Inputs to the valuation methodology are unadjusted quoted prices for identical assets or liabilities.

 

 

 

 

Level 2

Inputs to the valuation methodology include:

-Inputs other than quoted prices that are observable for the asset or liability; and

-Inputs that are derived principally from or corroborated by observable market data by correlation or other means.

 

 

 

 

Level 3

Inputs to the valuation methodology are unobservable and significant to the fair value measurement.

 

Equity-based Compensation:

 

The cost of employee services received in exchange for awards of equity instruments are based on the grant-date fair value of the award. We recognize the fair value of the award as compensation expense over the period during which an employee is required to provide service in exchange for the award. For awards with performance conditions, we recognize the fair value of the award as compensation expense when it is probable that the performance condition will be achieved. The Company has elected an accounting policy to account for award forfeitures as they occur, with no adjustment for estimated forfeitures.

 

Concentration of Credit Risk:

 

Financial instruments, which potentially subject the Company to concentration of credit risk, consist principally of cash and cash equivalents and trade receivables.
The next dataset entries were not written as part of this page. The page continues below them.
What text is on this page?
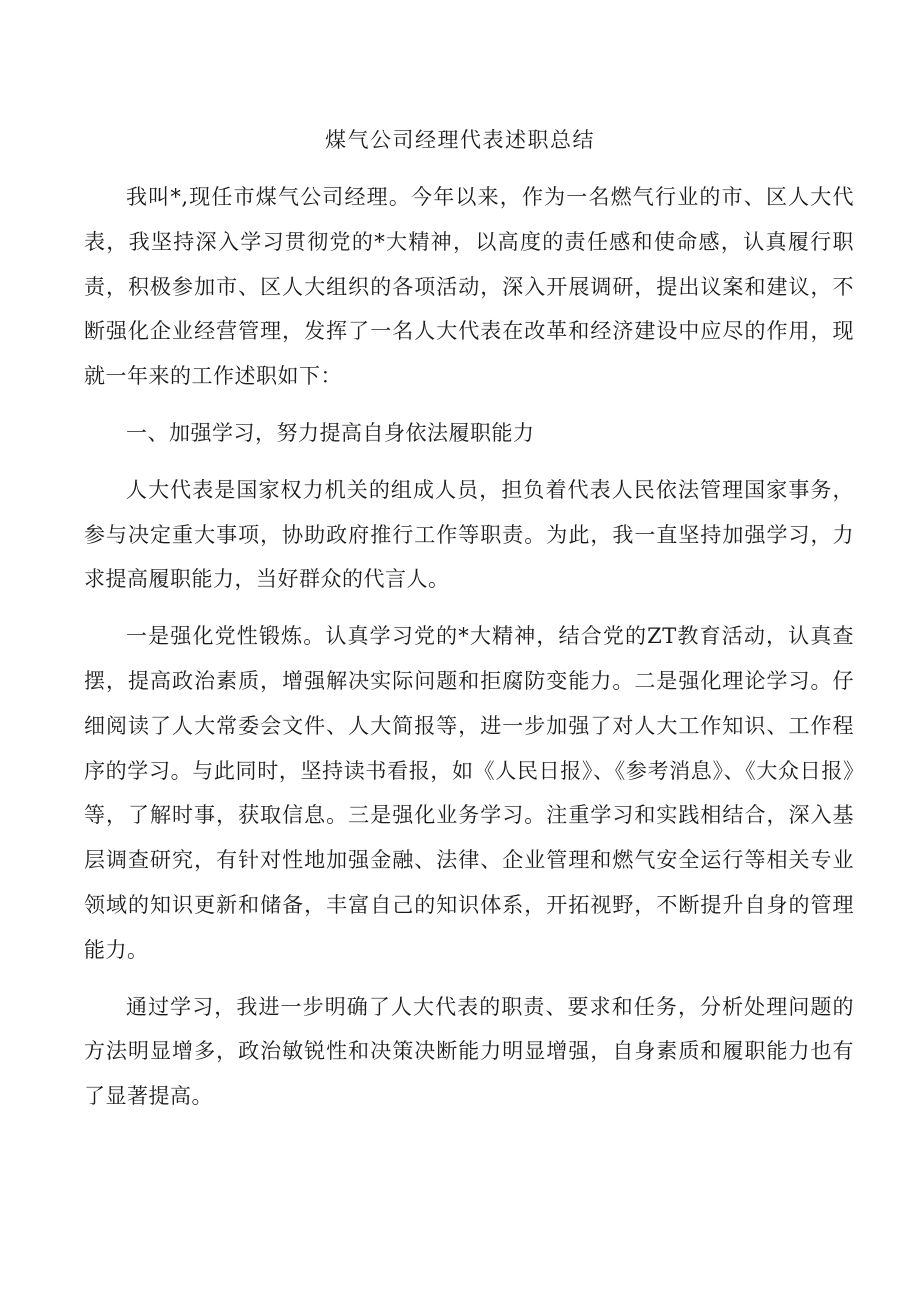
煤气公司经理代表述职总结

我叫*,现任市煤气公司经理。今年以来，作为一名燃气行业的市、区人大代表，我坚持深入学习贯彻党的*大精神，以高度的责任感和使命感，认真履行职责，积极参加市、区人大组织的各项活动，深入开展调研，提出议案和建议，不断强化企业经营管理，发挥了一名人大代表在改革和经济建设中应尽的作用，现就一年来的工作述职如下：

一、加强学习，努力提高自身依法履职能力

人大代表是国家权力机关的组成人员，担负着代表人民依法管理国家事务，参与决定重大事项，协助政府推行工作等职责。为此，我一直坚持加强学习，力求提高履职能力，当好群众的代言人。

一是强化党性锻炼。认真学习党的*大精神，结合党的ZT教育活动，认真查摆，提高政治素质，增强解决实际问题和拒腐防变能力。二是强化理论学习。仔细阅读了人大常委会文件、人大简报等，进一步加强了对人大工作知识、工作程序的学习。与此同时，坚持读书看报，如《人民日报》、《参考消息》、《大众日报》等，了解时事，获取信息。三是强化业务学习。注重学习和实践相结合，深入基层调查研究，有针对性地加强金融、法律、企业管理和燃气安全运行等相关专业领域的知识更新和储备，丰富自己的知识体系，开拓视野，不断提升自身的管理能力。

通过学习，我进一步明确了人大代表的职责、要求和任务，分析处理问题的方法明显增多，政治敏锐性和决策决断能力明显增强，自身素质和履职能力也有了显著提高。
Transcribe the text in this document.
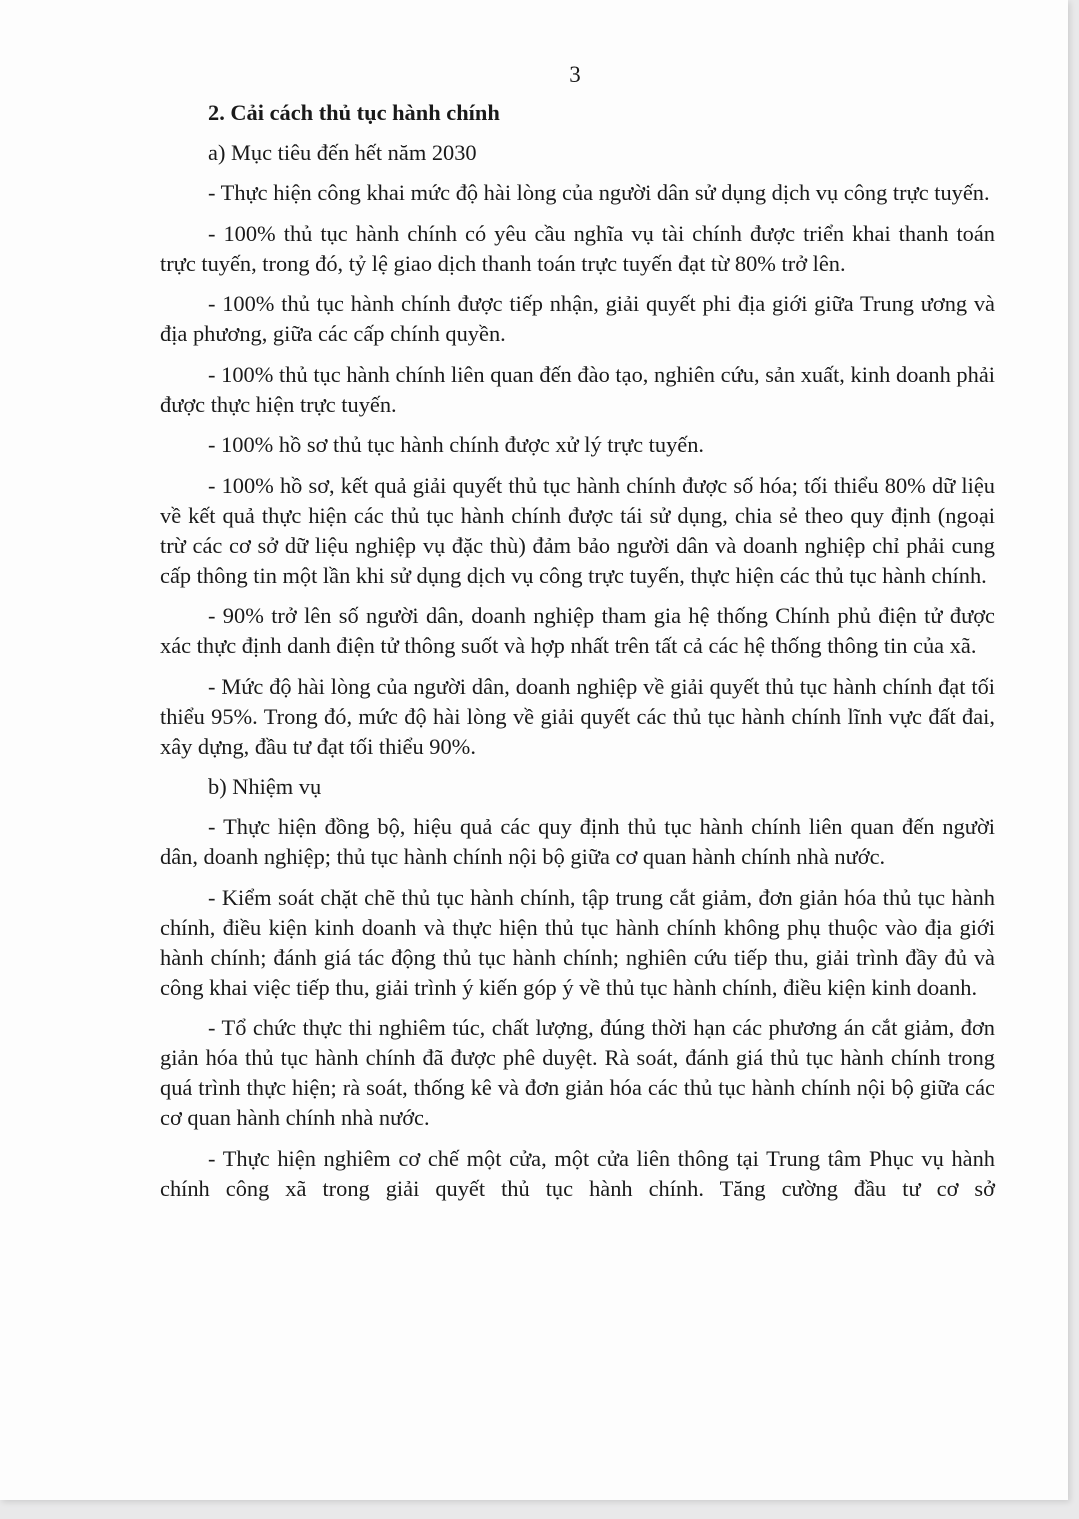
3

2. Cải cách thủ tục hành chính

a) Mục tiêu đến hết năm 2030

- Thực hiện công khai mức độ hài lòng của người dân sử dụng dịch vụ công trực tuyến.

- 100% thủ tục hành chính có yêu cầu nghĩa vụ tài chính được triển khai thanh toán trực tuyến, trong đó, tỷ lệ giao dịch thanh toán trực tuyến đạt từ 80% trở lên.

- 100% thủ tục hành chính được tiếp nhận, giải quyết phi địa giới giữa Trung ương và địa phương, giữa các cấp chính quyền.

- 100% thủ tục hành chính liên quan đến đào tạo, nghiên cứu, sản xuất, kinh doanh phải được thực hiện trực tuyến.

- 100% hồ sơ thủ tục hành chính được xử lý trực tuyến.

- 100% hồ sơ, kết quả giải quyết thủ tục hành chính được số hóa; tối thiểu 80% dữ liệu về kết quả thực hiện các thủ tục hành chính được tái sử dụng, chia sẻ theo quy định (ngoại trừ các cơ sở dữ liệu nghiệp vụ đặc thù) đảm bảo người dân và doanh nghiệp chỉ phải cung cấp thông tin một lần khi sử dụng dịch vụ công trực tuyến, thực hiện các thủ tục hành chính.

- 90% trở lên số người dân, doanh nghiệp tham gia hệ thống Chính phủ điện tử được xác thực định danh điện tử thông suốt và hợp nhất trên tất cả các hệ thống thông tin của xã.

- Mức độ hài lòng của người dân, doanh nghiệp về giải quyết thủ tục hành chính đạt tối thiểu 95%. Trong đó, mức độ hài lòng về giải quyết các thủ tục hành chính lĩnh vực đất đai, xây dựng, đầu tư đạt tối thiểu 90%.

b) Nhiệm vụ

- Thực hiện đồng bộ, hiệu quả các quy định thủ tục hành chính liên quan đến người dân, doanh nghiệp; thủ tục hành chính nội bộ giữa cơ quan hành chính nhà nước.

- Kiểm soát chặt chẽ thủ tục hành chính, tập trung cắt giảm, đơn giản hóa thủ tục hành chính, điều kiện kinh doanh và thực hiện thủ tục hành chính không phụ thuộc vào địa giới hành chính; đánh giá tác động thủ tục hành chính; nghiên cứu tiếp thu, giải trình đầy đủ và công khai việc tiếp thu, giải trình ý kiến góp ý về thủ tục hành chính, điều kiện kinh doanh.

- Tổ chức thực thi nghiêm túc, chất lượng, đúng thời hạn các phương án cắt giảm, đơn giản hóa thủ tục hành chính đã được phê duyệt. Rà soát, đánh giá thủ tục hành chính trong quá trình thực hiện; rà soát, thống kê và đơn giản hóa các thủ tục hành chính nội bộ giữa các cơ quan hành chính nhà nước.

- Thực hiện nghiêm cơ chế một cửa, một cửa liên thông tại Trung tâm Phục vụ hành chính công xã trong giải quyết thủ tục hành chính. Tăng cường đầu tư cơ sở
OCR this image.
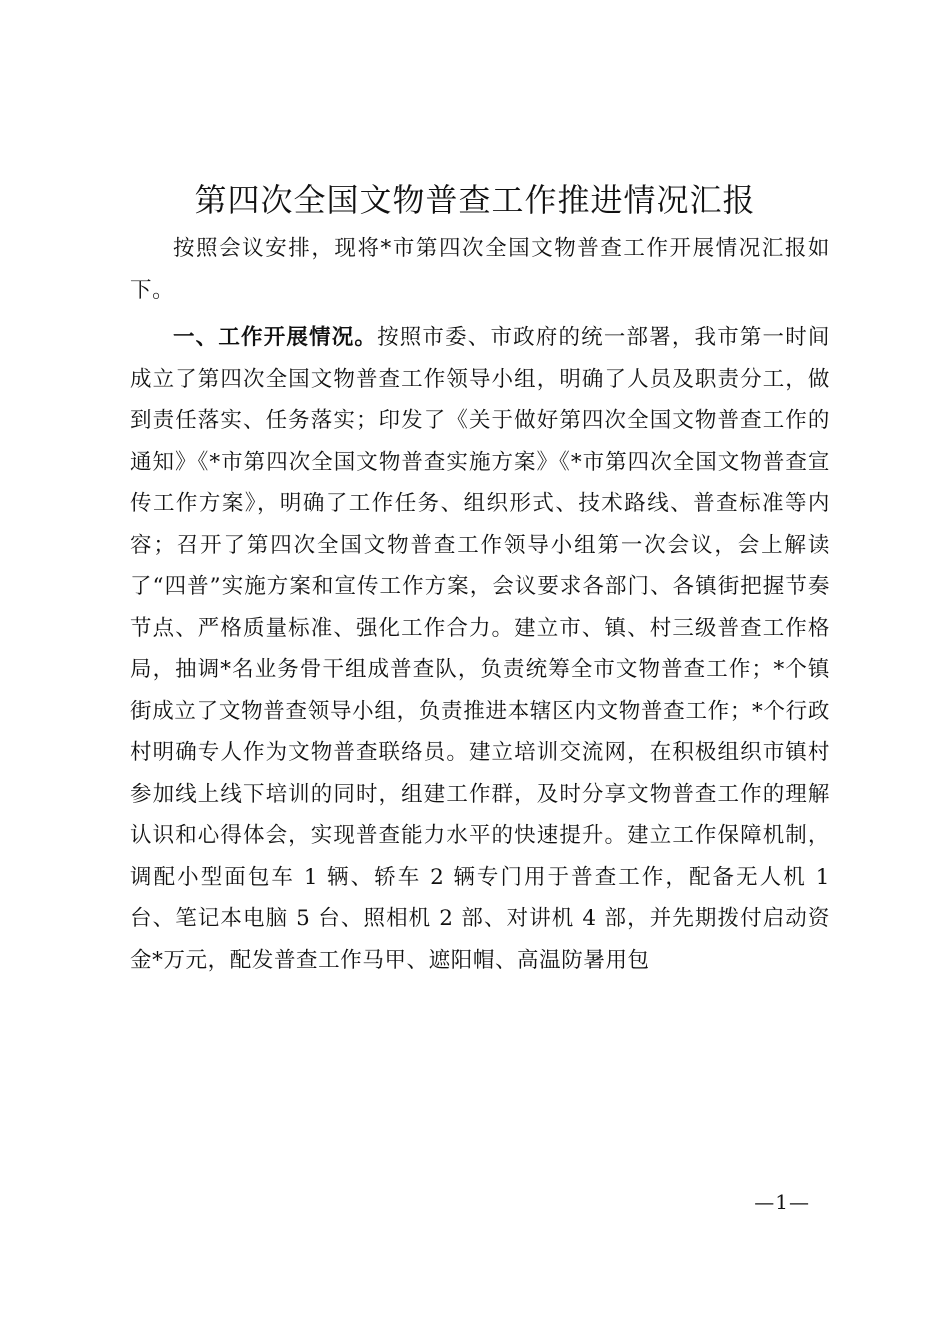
第四次全国文物普查工作推进情况汇报

按照会议安排，现将*市第四次全国文物普查工作开展情况汇报如下。

一、工作开展情况。按照市委、市政府的统一部署，我市第一时间成立了第四次全国文物普查工作领导小组，明确了人员及职责分工，做到责任落实、任务落实；印发了《关于做好第四次全国文物普查工作的通知》《*市第四次全国文物普查实施方案》《*市第四次全国文物普查宣传工作方案》，明确了工作任务、组织形式、技术路线、普查标准等内容；召开了第四次全国文物普查工作领导小组第一次会议，会上解读了“四普”实施方案和宣传工作方案，会议要求各部门、各镇街把握节奏节点、严格质量标准、强化工作合力。建立市、镇、村三级普查工作格局，抽调*名业务骨干组成普查队，负责统筹全市文物普查工作；*个镇街成立了文物普查领导小组，负责推进本辖区内文物普查工作；*个行政村明确专人作为文物普查联络员。建立培训交流网，在积极组织市镇村参加线上线下培训的同时，组建工作群，及时分享文物普查工作的理解认识和心得体会，实现普查能力水平的快速提升。建立工作保障机制，调配小型面包车 1 辆、轿车 2 辆专门用于普查工作，配备无人机 1 台、笔记本电脑 5 台、照相机 2 部、对讲机 4 部，并先期拨付启动资金*万元，配发普查工作马甲、遮阳帽、高温防暑用包

—1—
The Company maintains cash accounts at several commercial banks at which the balances exceed FDIC limits. The Company has not experienced any losses on such amounts. Concentration of credit risk with respect to trade receivables is generally diversified due to the large number of entities comprising the Company’s customer base and their dispersion across geographic areas, principally within the U.S. The Company routinely addresses the financial strength of its customers and, as a consequence, believes that its receivable credit risk exposure is limited. The Company does not require customers to post collateral.

 

New Accounting Pronouncements:

 

In November 2023, the Financial Accounting Standards Board (“FASB”) issued ASU No. 2023-07, Segment Reporting (Topic 280): Improvements to Reportable Segment Disclosures (“ASU 2023-07”), which expands on the required disclosure of incremental segment information. The new guidance is effective for fiscal years beginning after December 15, 2023, and interim periods within fiscal years beginning after December 15, 2024, with early adoption permitted. The Company is evaluating the effect on its consolidated financial statements when adopted in fiscal year 2025 but does not expect the effect to be material.

 

In December 2023, the FASB issued ASU No. 2023-09, Income Taxes (Topic 740): Improvements to Income Tax Disclosures (“ASU 2023-09”), which requires companies to annually disclose categories in the effective tax rate reconciliation and additional information about income taxes paid. The new guidance is effective for annual periods beginning after December 15, 2024, and interim periods within fiscal years beginning after December 15, 2024, with early adoption permitted. The Company is in the process of evaluating the impact that the adoption of ASU No. 2023-09 will have to the financial statements and related disclosures.

 

Out of Period Adjustment:

 

As of and for the year ended April 30, 2024, the Company recorded an out of period adjustment related to its loss provision accrual to account for its contracts where the expected costs exceed the total expected revenues. The out of period adjustment resulted in a decrease to cost of revenues and a decrease to loss provision accrual of $0.9 million. The adjustment did not have any impact on cash flows for the Company and does not have any continuing impact on future cash flows or earnings. The Company has evaluated the effects of this error, both qualitatively and quantitatively, and does not believe the correction was material to any current or prior interim or annual periods that were affected.